Which brings us to the six degrees contestant.

Cracklin' Rosie, which drops from the top spot to #3, was named for a wine popular with a Canadian first peoples ("native Americans") tribe.  A nickname for a sparkling rosé, the song Neil wrote after he heard about it was off his world-music lp Tap Root Manuscript.  This album contained one song not written by Neil- He Ain't Heavy, He's My Brother, which the Hollies had a big hit with.  This song was written by Bob Russell (who also penned the lyrics to the old standard Sentimental Journey) and Bobby Scott.  The pair were brought together (in Russell's last dying days) by a songwriter named Johnny Mercer (which is the answer to "How do we connect Neil Diamond to Andy Williams..." oops!
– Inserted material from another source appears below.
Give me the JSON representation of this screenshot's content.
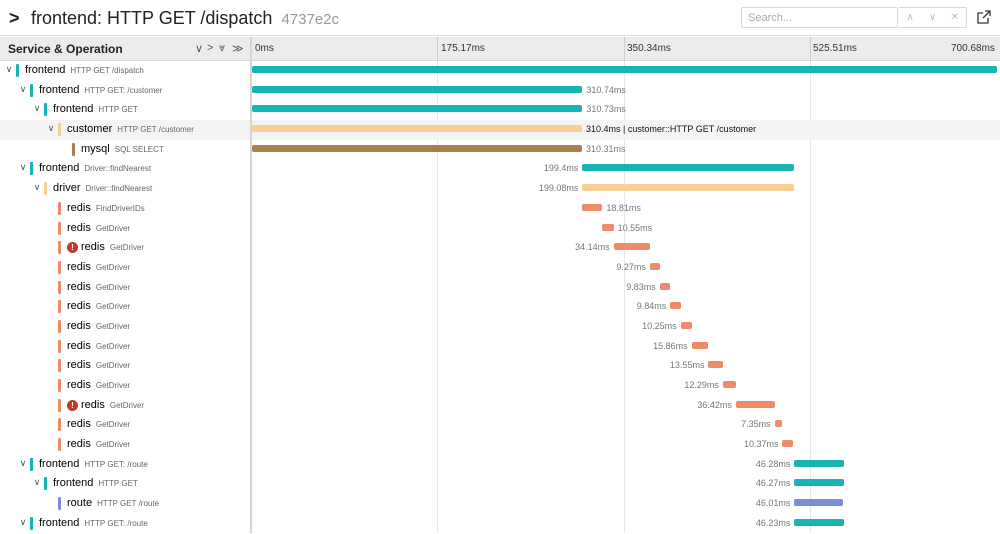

Let the cat out of the bag).   Mercer was a composer of an estimated 1,500 songs from early standards such as Hooray For Hollywood, Jeepers Creepers, and Tangerine, to later crooner ballads such as Frank Sinatra's Summer Wind, as well as Days Of Wine And Roses and Moon River for... Andy Williams.

"You can't get away from me THAT easily..."
The Carpenters have built their stairway up to the #2 spot, up 2 with We've Only Just Begun.

And our final question... "Who's the top dog this week?"

The Jackson 5 with I'll Be There!!!!

Remember, check out the MHOF bar at the top and figure out some nominations for next week's show (because frankly, I haven't started to yet)!


  1. MDSAJFOIJUTRLJMGFLKMLK ..... SHARON..JOFIDJLMDSLF.... SHARON!!! That Ozzy show they aired for some time (a lifetime ago) cracked me up whenever he would come in and mummble around and yell Sharon! ha ha.

  2. CWM:
    Nice trip with Mercer and Waller...did not know that about FATS and CAPONE...very interesting.

    If you notice, many of the songs of more recent times seem to climb and fall a LOT more places than those of prior times.
    (a sign of impending ADHD with music?)

    Amazing stuff.

    Keep those hits coming up there.